L'Assemblée,
I. 1. Affectation de fonds publics plus importants aux objectifs suivants :
accroissement substantiel des revenus des plus défavorisés, en particulier des sans-travail ;
élévation à un niveau acceptable de la qualité des services publics dans les domaines de la santé, du logement et de l'éducation, en particulier lorsque ceux-ci sont subventionnés ou mis gratuitement à la disposition de certains membres de la collectivité.
I. 2. Financement du programme esquissé sous I.l ci-dessus, au cas où un ralentissement de la croissance économique limiterait l'accroissement naturel des recettes publiques, non par des emprunts extérieurs ni par un gonflement de la masse monétaire, mais par une réduction des dépenses publiques dans d'autres domaines ou par une augmentation de la part du produit national brut revenant à l'Etat.
I. 3. Fixation à un niveau suffisamment élevé d'un salaire minimum national obligatoire, applicable aux deux sexes et indexé sur le coût de la vie.

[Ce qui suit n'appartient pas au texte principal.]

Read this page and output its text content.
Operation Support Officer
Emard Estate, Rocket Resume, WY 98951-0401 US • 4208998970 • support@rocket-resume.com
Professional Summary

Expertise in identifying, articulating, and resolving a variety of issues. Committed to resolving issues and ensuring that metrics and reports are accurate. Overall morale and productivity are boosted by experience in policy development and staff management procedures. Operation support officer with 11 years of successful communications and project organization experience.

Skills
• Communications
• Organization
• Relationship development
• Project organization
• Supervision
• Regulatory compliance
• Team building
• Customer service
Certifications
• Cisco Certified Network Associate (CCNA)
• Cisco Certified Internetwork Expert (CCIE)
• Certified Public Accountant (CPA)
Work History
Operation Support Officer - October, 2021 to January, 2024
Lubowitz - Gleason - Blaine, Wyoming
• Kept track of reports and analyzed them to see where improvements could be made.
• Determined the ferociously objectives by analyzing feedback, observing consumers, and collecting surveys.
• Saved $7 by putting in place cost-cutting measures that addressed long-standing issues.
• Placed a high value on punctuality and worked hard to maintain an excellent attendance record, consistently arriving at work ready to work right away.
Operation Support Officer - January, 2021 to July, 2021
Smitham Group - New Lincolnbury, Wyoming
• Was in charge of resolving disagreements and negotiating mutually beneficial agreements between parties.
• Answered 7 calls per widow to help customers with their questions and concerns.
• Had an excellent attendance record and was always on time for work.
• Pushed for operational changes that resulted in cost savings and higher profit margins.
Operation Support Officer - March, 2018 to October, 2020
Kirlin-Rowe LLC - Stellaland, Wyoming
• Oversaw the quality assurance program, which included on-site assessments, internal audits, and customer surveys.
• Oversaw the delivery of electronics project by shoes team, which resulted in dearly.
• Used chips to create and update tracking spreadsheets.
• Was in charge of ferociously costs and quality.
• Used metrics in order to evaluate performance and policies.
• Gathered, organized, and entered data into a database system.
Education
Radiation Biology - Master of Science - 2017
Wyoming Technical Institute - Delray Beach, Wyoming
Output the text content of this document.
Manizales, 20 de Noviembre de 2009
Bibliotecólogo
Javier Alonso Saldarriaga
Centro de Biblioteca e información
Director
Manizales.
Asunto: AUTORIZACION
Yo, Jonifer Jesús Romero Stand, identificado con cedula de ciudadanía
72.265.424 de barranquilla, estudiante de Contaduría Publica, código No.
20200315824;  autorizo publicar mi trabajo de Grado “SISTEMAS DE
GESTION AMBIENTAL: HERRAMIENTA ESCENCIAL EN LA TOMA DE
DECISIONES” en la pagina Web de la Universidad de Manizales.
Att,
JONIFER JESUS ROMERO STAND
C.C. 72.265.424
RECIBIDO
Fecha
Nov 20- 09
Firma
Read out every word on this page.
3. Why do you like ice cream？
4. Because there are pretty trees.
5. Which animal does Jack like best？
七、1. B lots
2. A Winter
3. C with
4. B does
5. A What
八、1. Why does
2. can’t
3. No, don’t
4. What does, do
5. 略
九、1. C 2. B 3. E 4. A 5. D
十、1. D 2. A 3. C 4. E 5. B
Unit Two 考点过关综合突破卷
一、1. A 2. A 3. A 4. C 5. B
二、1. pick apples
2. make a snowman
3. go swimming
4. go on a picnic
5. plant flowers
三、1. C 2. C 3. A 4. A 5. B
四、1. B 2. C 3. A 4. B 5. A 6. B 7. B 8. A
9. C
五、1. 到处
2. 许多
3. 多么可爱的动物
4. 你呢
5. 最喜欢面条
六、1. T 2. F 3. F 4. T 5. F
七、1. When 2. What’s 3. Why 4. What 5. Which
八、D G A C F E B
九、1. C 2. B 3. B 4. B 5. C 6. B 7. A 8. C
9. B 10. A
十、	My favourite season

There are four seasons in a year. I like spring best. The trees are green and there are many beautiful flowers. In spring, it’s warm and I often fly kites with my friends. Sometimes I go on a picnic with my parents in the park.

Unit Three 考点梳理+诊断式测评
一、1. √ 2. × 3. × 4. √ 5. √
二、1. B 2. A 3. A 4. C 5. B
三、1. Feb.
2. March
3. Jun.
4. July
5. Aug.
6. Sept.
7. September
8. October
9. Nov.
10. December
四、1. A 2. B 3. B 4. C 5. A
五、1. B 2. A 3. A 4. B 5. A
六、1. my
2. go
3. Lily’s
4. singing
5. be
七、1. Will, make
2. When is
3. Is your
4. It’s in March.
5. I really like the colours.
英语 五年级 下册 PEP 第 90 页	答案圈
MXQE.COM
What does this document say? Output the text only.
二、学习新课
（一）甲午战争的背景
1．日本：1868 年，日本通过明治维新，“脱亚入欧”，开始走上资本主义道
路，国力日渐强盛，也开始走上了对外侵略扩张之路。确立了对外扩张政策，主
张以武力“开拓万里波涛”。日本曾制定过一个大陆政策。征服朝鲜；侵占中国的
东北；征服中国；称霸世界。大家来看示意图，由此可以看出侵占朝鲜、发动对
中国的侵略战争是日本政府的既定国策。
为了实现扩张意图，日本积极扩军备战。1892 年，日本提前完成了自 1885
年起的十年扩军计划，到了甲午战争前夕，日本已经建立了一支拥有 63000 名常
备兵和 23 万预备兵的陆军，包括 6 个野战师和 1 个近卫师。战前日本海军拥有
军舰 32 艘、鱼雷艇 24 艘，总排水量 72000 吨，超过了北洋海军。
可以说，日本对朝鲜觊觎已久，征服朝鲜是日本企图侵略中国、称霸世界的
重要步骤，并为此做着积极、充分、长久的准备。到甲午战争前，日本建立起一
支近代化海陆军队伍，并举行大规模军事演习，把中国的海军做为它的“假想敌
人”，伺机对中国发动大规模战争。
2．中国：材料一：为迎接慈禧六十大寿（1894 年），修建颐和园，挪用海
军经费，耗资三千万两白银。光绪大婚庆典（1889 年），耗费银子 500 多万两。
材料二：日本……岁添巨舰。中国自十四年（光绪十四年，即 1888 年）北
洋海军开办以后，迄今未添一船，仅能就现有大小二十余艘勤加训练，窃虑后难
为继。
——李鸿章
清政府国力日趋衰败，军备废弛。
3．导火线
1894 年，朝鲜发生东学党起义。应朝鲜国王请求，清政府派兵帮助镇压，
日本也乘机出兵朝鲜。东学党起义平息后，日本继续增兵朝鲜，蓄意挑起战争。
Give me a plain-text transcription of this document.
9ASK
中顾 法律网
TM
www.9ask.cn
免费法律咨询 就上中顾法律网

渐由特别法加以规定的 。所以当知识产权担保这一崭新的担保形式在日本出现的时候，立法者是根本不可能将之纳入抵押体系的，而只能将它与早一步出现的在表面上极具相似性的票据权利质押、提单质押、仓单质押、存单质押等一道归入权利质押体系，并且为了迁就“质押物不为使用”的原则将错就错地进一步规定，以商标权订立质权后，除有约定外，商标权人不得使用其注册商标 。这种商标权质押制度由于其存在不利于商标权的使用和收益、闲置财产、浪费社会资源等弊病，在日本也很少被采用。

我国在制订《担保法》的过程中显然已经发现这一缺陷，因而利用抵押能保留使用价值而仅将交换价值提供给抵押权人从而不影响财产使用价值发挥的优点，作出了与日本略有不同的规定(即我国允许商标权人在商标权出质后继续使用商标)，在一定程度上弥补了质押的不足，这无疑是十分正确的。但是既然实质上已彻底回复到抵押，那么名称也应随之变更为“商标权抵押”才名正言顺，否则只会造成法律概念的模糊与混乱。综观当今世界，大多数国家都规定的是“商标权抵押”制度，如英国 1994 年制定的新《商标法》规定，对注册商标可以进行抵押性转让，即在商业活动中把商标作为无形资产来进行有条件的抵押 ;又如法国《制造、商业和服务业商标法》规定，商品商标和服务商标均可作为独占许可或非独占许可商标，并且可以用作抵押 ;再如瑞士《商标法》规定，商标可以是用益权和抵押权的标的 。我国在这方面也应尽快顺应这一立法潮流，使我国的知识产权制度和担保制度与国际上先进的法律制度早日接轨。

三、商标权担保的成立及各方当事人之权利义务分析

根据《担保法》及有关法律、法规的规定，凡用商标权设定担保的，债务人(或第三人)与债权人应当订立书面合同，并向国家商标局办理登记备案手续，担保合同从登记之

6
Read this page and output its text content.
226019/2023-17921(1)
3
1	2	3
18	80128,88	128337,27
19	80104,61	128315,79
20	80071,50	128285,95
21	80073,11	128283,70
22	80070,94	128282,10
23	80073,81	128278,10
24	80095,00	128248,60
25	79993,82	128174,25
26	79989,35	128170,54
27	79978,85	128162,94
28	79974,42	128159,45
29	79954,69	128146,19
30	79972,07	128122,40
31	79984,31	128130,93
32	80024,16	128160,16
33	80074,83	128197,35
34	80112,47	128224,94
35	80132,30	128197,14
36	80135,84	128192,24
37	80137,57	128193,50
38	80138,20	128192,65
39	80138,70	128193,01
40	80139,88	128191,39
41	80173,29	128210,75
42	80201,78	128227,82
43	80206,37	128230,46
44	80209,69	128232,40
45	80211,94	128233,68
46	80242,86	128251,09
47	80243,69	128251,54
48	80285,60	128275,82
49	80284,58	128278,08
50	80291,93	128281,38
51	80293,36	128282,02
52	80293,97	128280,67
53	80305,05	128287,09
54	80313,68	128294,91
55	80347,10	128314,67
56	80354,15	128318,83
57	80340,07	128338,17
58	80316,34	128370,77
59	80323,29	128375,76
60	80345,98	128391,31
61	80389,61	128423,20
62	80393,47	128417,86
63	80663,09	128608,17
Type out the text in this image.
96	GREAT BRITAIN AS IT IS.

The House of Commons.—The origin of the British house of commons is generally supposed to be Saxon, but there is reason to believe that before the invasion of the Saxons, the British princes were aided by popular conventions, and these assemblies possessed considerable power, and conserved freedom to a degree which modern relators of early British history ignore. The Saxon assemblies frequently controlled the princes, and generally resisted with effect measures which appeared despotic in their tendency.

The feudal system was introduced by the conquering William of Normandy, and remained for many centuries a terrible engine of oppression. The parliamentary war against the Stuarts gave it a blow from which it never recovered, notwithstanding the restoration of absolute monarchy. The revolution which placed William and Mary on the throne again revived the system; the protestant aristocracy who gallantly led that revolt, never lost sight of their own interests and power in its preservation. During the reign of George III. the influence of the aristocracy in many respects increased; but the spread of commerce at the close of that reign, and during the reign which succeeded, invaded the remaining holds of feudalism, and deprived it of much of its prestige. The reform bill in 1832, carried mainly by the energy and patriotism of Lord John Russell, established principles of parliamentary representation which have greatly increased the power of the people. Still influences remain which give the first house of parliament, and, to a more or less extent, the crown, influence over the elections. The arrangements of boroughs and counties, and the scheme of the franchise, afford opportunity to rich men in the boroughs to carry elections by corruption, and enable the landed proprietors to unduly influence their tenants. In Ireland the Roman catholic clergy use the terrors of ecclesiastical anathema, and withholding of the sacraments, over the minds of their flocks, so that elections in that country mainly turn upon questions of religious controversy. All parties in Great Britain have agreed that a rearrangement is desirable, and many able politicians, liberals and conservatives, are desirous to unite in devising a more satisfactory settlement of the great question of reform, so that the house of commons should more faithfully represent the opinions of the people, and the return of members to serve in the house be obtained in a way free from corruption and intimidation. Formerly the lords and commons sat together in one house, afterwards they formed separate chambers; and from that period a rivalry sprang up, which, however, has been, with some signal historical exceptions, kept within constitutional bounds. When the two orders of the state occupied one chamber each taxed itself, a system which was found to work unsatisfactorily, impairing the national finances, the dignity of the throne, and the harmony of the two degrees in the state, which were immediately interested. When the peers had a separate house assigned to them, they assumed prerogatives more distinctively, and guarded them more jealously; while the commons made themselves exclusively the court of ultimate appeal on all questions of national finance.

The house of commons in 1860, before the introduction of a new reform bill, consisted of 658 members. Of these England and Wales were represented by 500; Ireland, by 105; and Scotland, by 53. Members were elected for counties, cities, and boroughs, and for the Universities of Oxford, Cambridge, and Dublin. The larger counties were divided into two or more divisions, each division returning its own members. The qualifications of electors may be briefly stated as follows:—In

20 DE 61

I. 4. Orientation, autant que possible, des ressources limitées disponibles pour les investissements vers les secteurs de l'économie qui présentent l'intérêt le plus direct et le plus essentiel pour la satisfaction des besoins de la société.
I. 5. Action sur les entreprises pour les inciter et les amener, au moyen de la fiscalité, de subventions et par toutes autres mesures appropriées, à adopter une politique assurant un meilleur équilibre entre la recherche du profit et leurs responsabilités envers la société, notamment en ce qui concerne les conditions de travail, l'utilisation des ressources et la pollution.
II.1. Concentration des dépenses publiques en faveur du développement scientifique et technologique sur des projets axés sur des objectifs socialement utiles.
II. 2. Etablissement d'un mécanisme permettant de coordonner les différents secteurs du développement technologique et de ses applications de façon à éviter tout gaspillage ou double emploi.
III. 1. Aménagement des structures de l'emploi de manière à empêcher que les gains de productivité ne conduisent, en l'absence de croissance économique, à un accroissement du nombre de chômeurs.
III. 2. Amélioration de l'équilibre du marché de l'emploi par la mise en place de moyens suffisants et appropriés de recyclage professionnel.
III. 3. Versement aux chômeurs de prestations qui leur permettent de maintenir un niveau de vie raisonnable.
IV. 1. Présentation au Secrétaire Général du Conseil de l'Europe, à intervalles réguliers d'au moins trois ans, de rapports sur la situation sociale dans leurs pays respectifs, rédigés selon un modèle à fixer.